Varoluş çemberinde yükselen eğri’sinin dönüşümleri giderek soyuttan somuta evrilir. Her şeyin dünya çevresinde döndüğü algısıyla beslenen ve çember yayını izleyen hareketin soyutlanması olarak bilince çıkan zaman sürecinde; dokuz ruh, dokuz akla verilen bilgilerin görüntülerinin belirdiği tanrısal mekânlar olarak “Atlas, Burçlar, Zühal, Müsteri, Merih, Güneş, Zühre, Utarit ve Ay” biçiminde somutlanır. Dokuz gök katı‘ndan genelde evrende, özelde ortamda; nesnel süreci / yaşamı önceleyen nitelikler olarak sıcaklık-soğukluk; kuruluk- yaşlık belirir. Bu dört öğe ile dört niteliğin ilişkisinden üç âlem, yani cansızlar âlemi, bitkiler âlemi ve hayvanlar âlemi ortaya çıkar. Hayvanlar âlemi, çevrimde dokuzuncu ve son çevrim kademesi olarak beliren, derece derece yükselerek Hakk’a ulaşan eksiksiz / olgun/ yetkin insanı temsil eden İnsan-i kâmil aşamasıyla son bulur.
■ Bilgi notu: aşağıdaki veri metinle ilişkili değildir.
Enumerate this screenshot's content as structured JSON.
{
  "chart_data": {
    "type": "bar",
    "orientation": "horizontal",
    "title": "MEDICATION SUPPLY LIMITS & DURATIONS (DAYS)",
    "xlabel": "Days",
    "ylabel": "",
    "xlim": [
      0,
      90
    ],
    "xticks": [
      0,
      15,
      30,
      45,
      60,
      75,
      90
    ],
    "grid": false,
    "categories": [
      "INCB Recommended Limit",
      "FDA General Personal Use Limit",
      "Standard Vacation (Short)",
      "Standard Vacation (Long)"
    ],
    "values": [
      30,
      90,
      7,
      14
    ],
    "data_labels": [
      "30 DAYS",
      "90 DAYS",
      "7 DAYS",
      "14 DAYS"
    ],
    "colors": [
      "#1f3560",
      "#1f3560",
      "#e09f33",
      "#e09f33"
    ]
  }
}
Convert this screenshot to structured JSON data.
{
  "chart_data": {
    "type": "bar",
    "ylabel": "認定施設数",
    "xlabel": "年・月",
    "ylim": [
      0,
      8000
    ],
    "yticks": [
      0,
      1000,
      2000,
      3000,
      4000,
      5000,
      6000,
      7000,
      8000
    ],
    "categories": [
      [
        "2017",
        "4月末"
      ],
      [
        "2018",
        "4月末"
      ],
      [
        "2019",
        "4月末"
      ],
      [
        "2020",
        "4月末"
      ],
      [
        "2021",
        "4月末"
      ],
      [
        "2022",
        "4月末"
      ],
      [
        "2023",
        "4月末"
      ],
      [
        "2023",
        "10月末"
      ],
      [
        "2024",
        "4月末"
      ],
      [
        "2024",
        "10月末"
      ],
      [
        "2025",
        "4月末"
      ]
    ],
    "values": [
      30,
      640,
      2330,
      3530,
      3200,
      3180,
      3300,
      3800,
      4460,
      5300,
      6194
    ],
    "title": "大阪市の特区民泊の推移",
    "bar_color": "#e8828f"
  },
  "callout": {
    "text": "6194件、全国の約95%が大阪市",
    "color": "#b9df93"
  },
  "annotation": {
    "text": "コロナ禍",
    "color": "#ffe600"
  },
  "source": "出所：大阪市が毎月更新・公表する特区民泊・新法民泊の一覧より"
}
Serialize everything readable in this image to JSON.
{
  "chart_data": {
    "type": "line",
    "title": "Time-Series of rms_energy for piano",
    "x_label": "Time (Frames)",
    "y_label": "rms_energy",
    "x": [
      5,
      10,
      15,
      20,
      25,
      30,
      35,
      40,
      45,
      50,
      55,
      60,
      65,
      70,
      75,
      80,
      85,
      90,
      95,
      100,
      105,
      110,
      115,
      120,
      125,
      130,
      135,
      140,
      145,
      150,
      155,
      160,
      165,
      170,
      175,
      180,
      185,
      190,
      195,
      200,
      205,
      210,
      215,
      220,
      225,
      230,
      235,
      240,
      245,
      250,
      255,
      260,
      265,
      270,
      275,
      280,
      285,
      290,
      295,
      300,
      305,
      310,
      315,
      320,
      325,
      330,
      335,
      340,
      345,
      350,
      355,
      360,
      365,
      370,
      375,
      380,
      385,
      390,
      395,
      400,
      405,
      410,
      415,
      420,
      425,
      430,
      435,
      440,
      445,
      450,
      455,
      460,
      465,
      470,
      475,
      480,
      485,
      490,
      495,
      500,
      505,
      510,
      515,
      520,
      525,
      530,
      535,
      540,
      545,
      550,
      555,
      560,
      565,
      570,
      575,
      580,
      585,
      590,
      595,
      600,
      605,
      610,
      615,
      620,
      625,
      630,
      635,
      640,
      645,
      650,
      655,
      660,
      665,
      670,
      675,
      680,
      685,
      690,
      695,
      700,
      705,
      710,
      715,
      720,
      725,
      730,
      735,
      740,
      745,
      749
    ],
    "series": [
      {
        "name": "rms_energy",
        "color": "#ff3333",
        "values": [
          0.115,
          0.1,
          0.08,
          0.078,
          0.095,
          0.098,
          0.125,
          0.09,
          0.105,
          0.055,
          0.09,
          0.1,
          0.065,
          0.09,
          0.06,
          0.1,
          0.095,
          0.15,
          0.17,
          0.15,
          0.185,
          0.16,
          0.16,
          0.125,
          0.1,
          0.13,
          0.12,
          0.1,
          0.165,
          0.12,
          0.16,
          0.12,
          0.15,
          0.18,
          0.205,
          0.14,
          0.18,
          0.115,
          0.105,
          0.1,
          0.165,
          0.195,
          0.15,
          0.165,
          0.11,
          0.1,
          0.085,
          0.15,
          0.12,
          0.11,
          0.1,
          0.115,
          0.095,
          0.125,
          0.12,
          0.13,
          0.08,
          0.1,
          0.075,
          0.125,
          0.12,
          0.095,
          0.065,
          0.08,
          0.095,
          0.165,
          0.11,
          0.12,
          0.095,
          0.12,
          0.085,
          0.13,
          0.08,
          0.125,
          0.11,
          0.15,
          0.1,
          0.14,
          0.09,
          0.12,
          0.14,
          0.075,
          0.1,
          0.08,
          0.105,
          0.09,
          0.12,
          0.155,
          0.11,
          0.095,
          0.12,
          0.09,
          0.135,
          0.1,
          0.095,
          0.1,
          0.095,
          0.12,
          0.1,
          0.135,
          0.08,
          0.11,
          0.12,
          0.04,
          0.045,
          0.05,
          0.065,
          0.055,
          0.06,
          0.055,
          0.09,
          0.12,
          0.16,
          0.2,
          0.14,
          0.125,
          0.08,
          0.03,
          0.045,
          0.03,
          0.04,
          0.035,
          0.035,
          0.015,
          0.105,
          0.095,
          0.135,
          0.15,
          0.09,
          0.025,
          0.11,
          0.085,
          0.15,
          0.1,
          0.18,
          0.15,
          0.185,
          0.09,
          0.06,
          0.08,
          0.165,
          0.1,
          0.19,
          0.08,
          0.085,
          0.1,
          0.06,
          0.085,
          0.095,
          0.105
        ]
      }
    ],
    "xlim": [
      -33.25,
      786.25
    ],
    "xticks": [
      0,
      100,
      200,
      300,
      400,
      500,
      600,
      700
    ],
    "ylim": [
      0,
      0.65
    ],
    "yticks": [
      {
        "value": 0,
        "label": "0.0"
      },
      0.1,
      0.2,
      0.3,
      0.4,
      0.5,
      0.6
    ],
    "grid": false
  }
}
Tanrı kendisini doğal elemente / saf cefhere, yani su, hava, ateş ve toprağa, koşutunda sıcaklık, soğukluk, kuruluk ve yaşlığa taşımakla, varlığını da yadsımış olur. Potansiyelini kendi içinde taşıyan bir önceki konaktan / aşamadan / basamaktan bir sonraki konağa / aşamaya / basamağa geçen nesnel süreci, yönlendirmek şöyle dursun, onun nasıl olduğunu bilmekten bile acizdir. Deyim yerindeyse Tanrı, bir “dünya” cahilidir.
Cahili olduğu bu dünyayı tanımak / bilmek, kendi “cehaletine” son vermek için Tanrı, tanrısal özü en çok içeren yani en çok Tanrı olan insana gereksinim duyar; genelde insan, özelde kâmil insan aracılığıyla inançta, geçici görünür gerçekler dünyası olarak kutsanan, gerçekte ise varlık ve olgu anlamında maddi özellikler gösteren ögelerden oluşan bir nesnel süreçten başka bir şey olmayan bu dünyayı tanıma / bilme olanağına kavuşur.
Esat Korkmaz [Anadolu Aleviliği, Berfin Yayınları, 3.Baskı, ss.34-35]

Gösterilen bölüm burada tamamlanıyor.